His wife checked CNN. Dr. Pryor was deployed as a combat surgeon in Iraq, and the network was reporting a casualty in Mosul.

"She naturally assumed that my brother was treating this casualty," said Pryor's younger brother, Richard, of Delmar. "It turned out he was the casualty."

John P. Pryor of New Jersey died Thursday in Mosul of wounds suffered when a mortar hit near his living quarters. The 42-year-old had attended a midnight Mass before his death, his brother said.

The blast ended a daring and distinguished medical career that took root in the classrooms, ambulances and Boy Scout gatherings of Pryor's youth in Clifton Park.

The 1984 Shenendehowa High School graduate rose to become director of the University of Pennsylvania's well-regarded trauma program. He described his experiences to a national audience in essays and interviews for media outlets like the Washington Post and NPR, where the decorated Army Reserve major drew links between the urban violence of Philadelphia and the war in Iraq. He was assigned to the 1st Medical Detachment, Forward Surgical Team, based at Fort Totten, Queens.

The longtime member of Boy Scout Troop 30 began caring for the sick and injured at an early age. He got his CPR certification at 14 and joined the Clifton Park-Halfmoon Ambulance Corps at 17. His brother, today an emergency physician at Ellis Hospital, recalled the many volunteer hours John Pryor spent responding to late-night pages, driving to the station to help strangers in distress.

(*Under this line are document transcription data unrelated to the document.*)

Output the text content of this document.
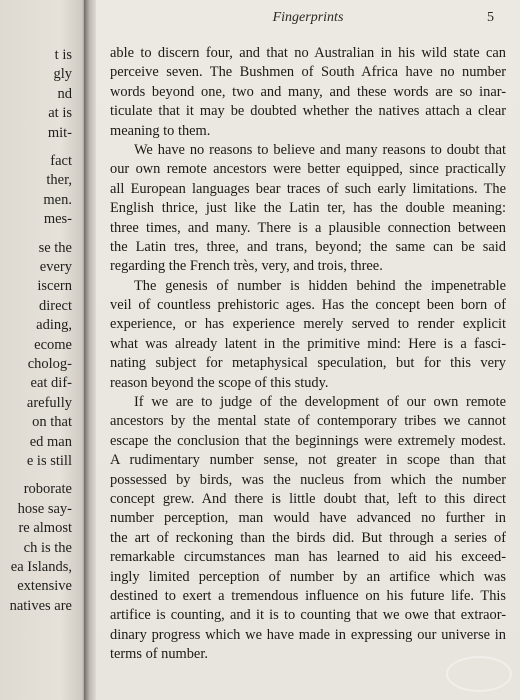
t is
gly
nd
at is
mit-
fact
ther,
men.
mes-
se the
every
iscern
direct
ading,
ecome
cholog-
eat dif-
arefully
on that
ed man
e is still
roborate
hose say-
re almost
ch is the
ea Islands,
extensive
natives are
Fingerprints	5
able to discern four, and that no Australian in his wild state can
perceive seven. The Bushmen of South Africa have no number
words beyond one, two and many, and these words are so inar-
ticulate that it may be doubted whether the natives attach a clear
meaning to them.
We have no reasons to believe and many reasons to doubt that
our own remote ancestors were better equipped, since practically
all European languages bear traces of such early limitations. The
English thrice, just like the Latin ter, has the double meaning:
three times, and many. There is a plausible connection between
the Latin tres, three, and trans, beyond; the same can be said
regarding the French très, very, and trois, three.
The genesis of number is hidden behind the impenetrable
veil of countless prehistoric ages. Has the concept been born of
experience, or has experience merely served to render explicit
what was already latent in the primitive mind: Here is a fasci-
nating subject for metaphysical speculation, but for this very
reason beyond the scope of this study.
If we are to judge of the development of our own remote
ancestors by the mental state of contemporary tribes we cannot
escape the conclusion that the beginnings were extremely modest.
A rudimentary number sense, not greater in scope than that
possessed by birds, was the nucleus from which the number
concept grew. And there is little doubt that, left to this direct
number perception, man would have advanced no further in
the art of reckoning than the birds did. But through a series of
remarkable circumstances man has learned to aid his exceed-
ingly limited perception of number by an artifice which was
destined to exert a tremendous influence on his future life. This
artifice is counting, and it is to counting that we owe that extraor-
dinary progress which we have made in expressing our universe in
terms of number.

His friends enjoyed hanging out on Caroline Street in Saratoga Springs. But a close high school buddy, Christopher Sheridan, said Pryor would blow them off to ride the ambulance.

"I would have to say it was a fair certainty John knew he wanted to be a surgeon by the time he was a junior in high school," said Sheridan, 43, now a civil engineer in Rochester.

At the age of 39, with young children, Pryor joined the Army Reserve. He volunteered for Operation Iraqi Freedom.

His family was against it, especially the second time he left for Iraq, a deployment that came after his wife had survived and recovered from a brutal car accident that left her near death.

"She didn't want him to go," said Richard Pryor, 41. "I didn't want him to go. Nobody in our family wanted him to go. The risks weren't worth it. He was driven by some sort of duty and honor and need to help other people that we didn't understand."

Pryor grappled with that tension in his obituary — a document that, preparing for the worst, Pryor drafted himself before deploying to Iraq. (He also put together a CD of music for a funeral, picked out a casket and spoke with the funeral director, his brother said.)

Writing of himself in the third person, Pryor described how as a citizen and surgeon he "felt very strongly about his duty to serve, especially during wartime," according to a copy of the obituary that Richard Pryor gave the Times Union.

"His decision was not supported by those close to him, and it was emotionally very challenging to balance his dedication to his duty and hurting those he loved," John Pryor wrote of himself. "He hopes and prays for forgiveness from his family and colleagues."

Pryor had shown the same dedication to service on Sept. 11. When the first tower fell, he threw surgical supplies in the car and sped to New York. He got through the Holland Tunnel by flashing his hospital badge.

He found himself at St. Vincent's doing nothing, his brother said, so he hitched a ride on an ambulance and got to the pile.

Pryor was born in Mount Vernon. He moved to Clifton Park with his family at the age of 8. In high school, he played football under Brent Stuerwald until graduation. He majored in biochemistry at SUNY Binghamton, where he pledged the Sigma Nu fraternity, played club lacrosse and chaired the College Republicans.

He came back to Albany in 1989 to work as director of the Albany Medical Center remote central monitoring station. He finished medical school at SUNY-Buffalo in 1994.

He is survived by his wife, Carmela Calvo; a daughter, Danielle, 10; and two sons, Frankie, 8, and John Jr., 4.

Funeral arrangements were still in flux late Saturday. A memorial is expected to be held in Clifton Park at some point, Richard Pryor said.